Noter ses réflexions,impressions, réactions aux faits, évènements du quotidien.

Les échanger, les partager, les discuter.

Tout cela est possible aujourd'hui, quelle que soit  l'heure, l'endroit, l'humeur....

C'est pourquoi j'ouvre ce blog aujourd'hui dans l'esprit de notre temps:spontanéité, réactivité,franchise et tolérance dans le débat.

Vous êtes cordialement invité(e) à y participer.

Francis Girault

Lundi 7 août 2006
1. QUELQUES JOURS DE VACANCES…

 Quelques jours de vacances prises à l’invitation de mon fils et de sa femme qui réunissaient pour quelques jours, quelques uns de leurs amis en Corse du  Sud.

 Il est très agréable d’être ainsi accueillis par la génération qui nous suit et qui manifeste de cette façon qu’il n’y a pas (encore?) de coupure et des différences de mode d’existence tels qu’il ne serait pas possible de partager ensemble des moments de vie.

 
Ils sont tous quasi ou jeunes trentenaires. Aucun, bien qu’à une exception près ils soient français d’origine et aient fait leurs études en France, ne travaille dans notre pays ou même pour un groupe français à l’étranger.

Tous ont intégrés la culture anglo-saxonne et s’y trouvent à l’aise.

Ils lisent la presse française pendant leurs séjours en France mais ne portent qu’un intérêt modéré à l’actualité politique de notre pays (c’est aussi probablement une question d’âge).

 
Le côté positif : ils sont en phase avec la dynamique économique de nombreux pays dans le monde et estiment en être les acteurs au même titre et avec la même efficacité que leurs collègues d’autres nationalités.

 
Le côté négatif : aujourd’hui ils ne contribuent as directement à la croissance du pays qui a investi dans leur éducation et leur formation.

 
Leur choix n’est ni délibéré ni définitif.

 
A nos entreprises le moment venu et à notre pays de leur donner envie de revenir participer sous une forme ou sous une autre au développement de l’économie de notre pays et à le faire bénéficier des expériences et savoir-faire acquis à l’étranger.

 

2. NOTE DE LECTURE : LES MEDICIS.

 Un ouvrage en 3 tomes est actuellement sur les rayons des libraires portant sur l’histoire des Médicis.

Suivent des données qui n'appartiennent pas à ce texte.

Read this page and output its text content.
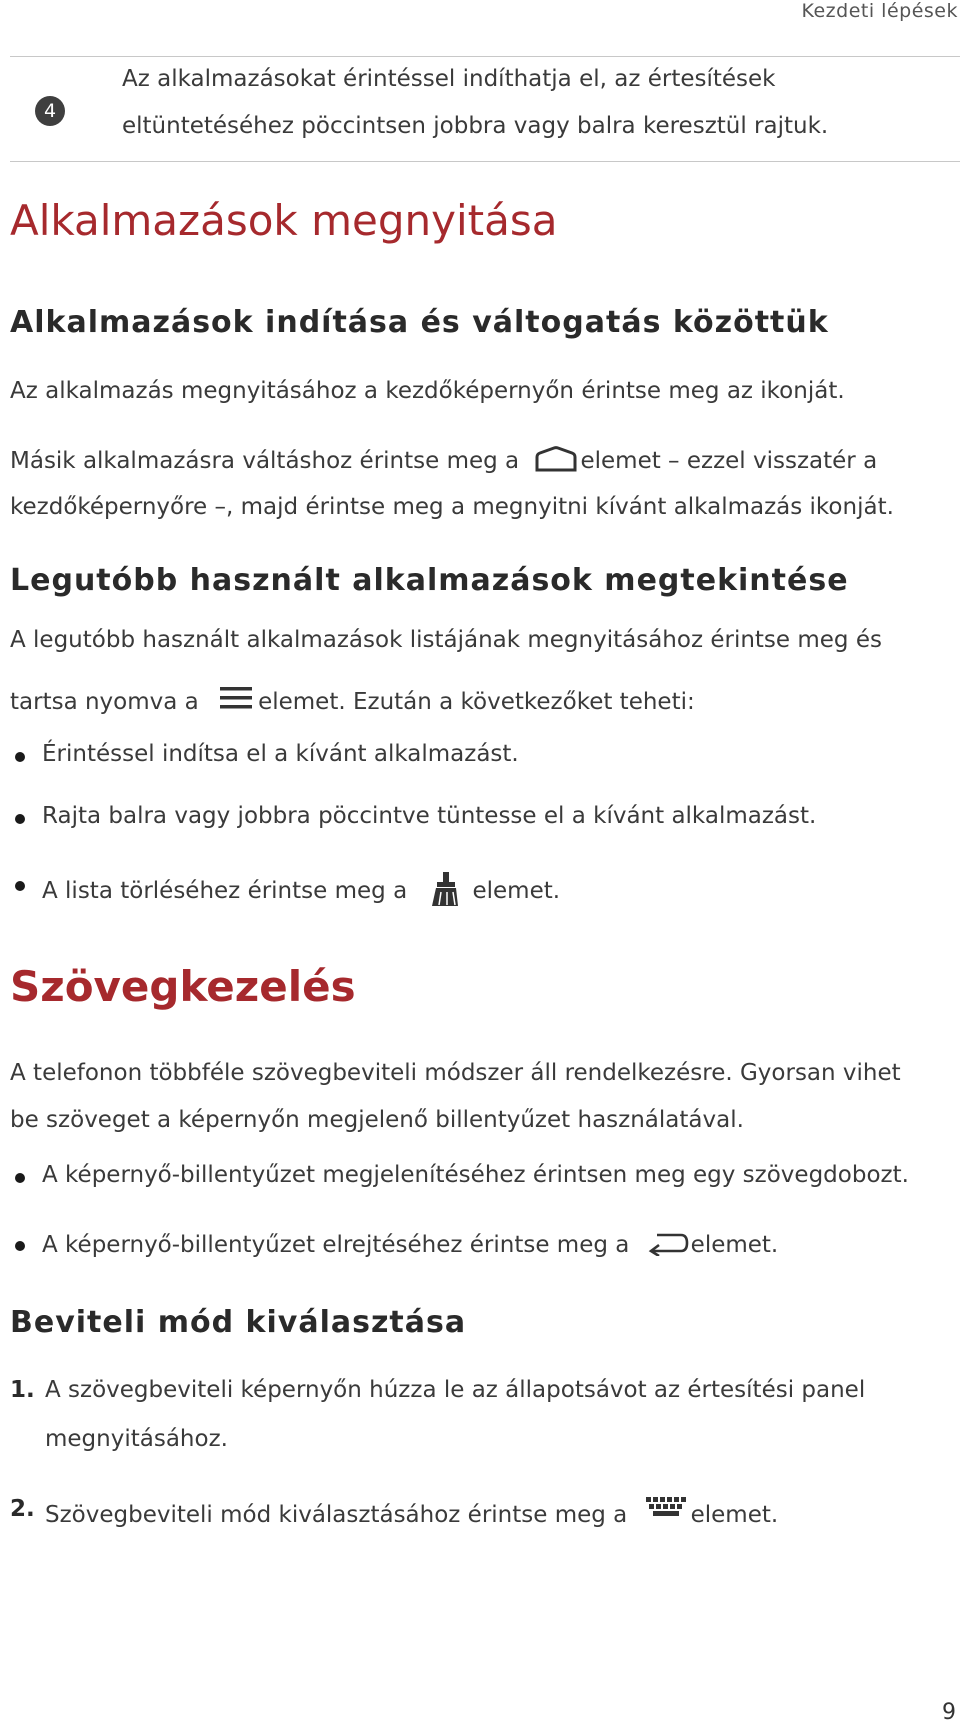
Kezdeti lépések
4
Az alkalmazásokat érintéssel indíthatja el, az értesítések
eltüntetéséhez pöccintsen jobbra vagy balra keresztül rajtuk.
Alkalmazások megnyitása
Alkalmazások indítása és váltogatás közöttük
Az alkalmazás megnyitásához a kezdőképernyőn érintse meg az ikonját.
Másik alkalmazásra váltáshoz érintse meg a	elemet – ezzel visszatér a
kezdőképernyőre –, majd érintse meg a megnyitni kívánt alkalmazás ikonját.
Legutóbb használt alkalmazások megtekintése
A legutóbb használt alkalmazások listájának megnyitásához érintse meg és
tartsa nyomva a	elemet. Ezután a következőket teheti:
Érintéssel indítsa el a kívánt alkalmazást.
Rajta balra vagy jobbra pöccintve tüntesse el a kívánt alkalmazást.
A lista törléséhez érintse meg a	elemet.
Szövegkezelés
A telefonon többféle szövegbeviteli módszer áll rendelkezésre. Gyorsan vihet
be szöveget a képernyőn megjelenő billentyűzet használatával.
A képernyő-billentyűzet megjelenítéséhez érintsen meg egy szövegdobozt.
A képernyő-billentyűzet elrejtéséhez érintse meg a	elemet.
Beviteli mód kiválasztása
1. A szövegbeviteli képernyőn húzza le az állapotsávot az értesítési panel
megnyitásához.
2. Szövegbeviteli mód kiválasztásához érintse meg a	elemet.
9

Je connaissais jusqu’alors fort mal la trajectoire exceptionnelle de cette famille qui a fait de Florence l’une des plus belles villes du monde.

Comme toujours on retrouve (mais poussé à un niveau, dans l’espèce, « extra-ordinaire ») les qualités de base = intelligence des hommes et de la société de l’époque, travail acharné, capacité d’entreprendre, de fédérer et d’entraîner.

Intelligence de la société : malgré des moyens d’information bien plus limités qu’aujourd’hui, les Médicis ont su maîtriser  la situation compliquée de la ville de la ville de Florence (qui, on l’a oublié, était une République) du contexte italien fort complexe à l’époque dans lequel s’affrontaient la Papauté , Venise, Milan etc. et des relations entre les grandes puissances européennes du moment, la France , le Royaume-Uni, l’Espagne, Constantinople, l’empire Ottoman …

Intelligence de l’économie : les Médicis étaient non seulement des banquiers créatifs, ingénieux, entrepreneurs mais aussi des industriels qui avaient compris les mécanismes de l’économie moderne : intégration des filières de production, prise raisonnée de risque, alliances, conquêtes de nouveaux marchés.

Intelligence des êtres : les Médicis avaient une connaissance pénétrante de l’être humain avec son côté ombre et lumière.

Ils ont beaucoup usé de cette intelligence pour asseoir au fil des ans la fortune et la puissance de leur famille.

Mais c’est à travers l’art sous toutes ses formes (architecture, peinture, musique, joaillerie…), l’éducation (bibliothèques et académies) et ce que l’on appellerait aujourd’hui l’humanitaire (construction d’hôpitaux) qu’ils ont voulu sublimer cette nature humaine en la tirant vers le haut à leur manière. C’était très nouveau à l’époque.

C’est pour cela que des siècles après, on s’en souvient.

 3. AUTEUR ?

Etymologiquement, l’auteur est celui qui « augmente » la connaissance, la réflexion, la perception des êtres et du monde…Sinon c’est un diffuseur, un compilateur, un informateur mais pas un auteur.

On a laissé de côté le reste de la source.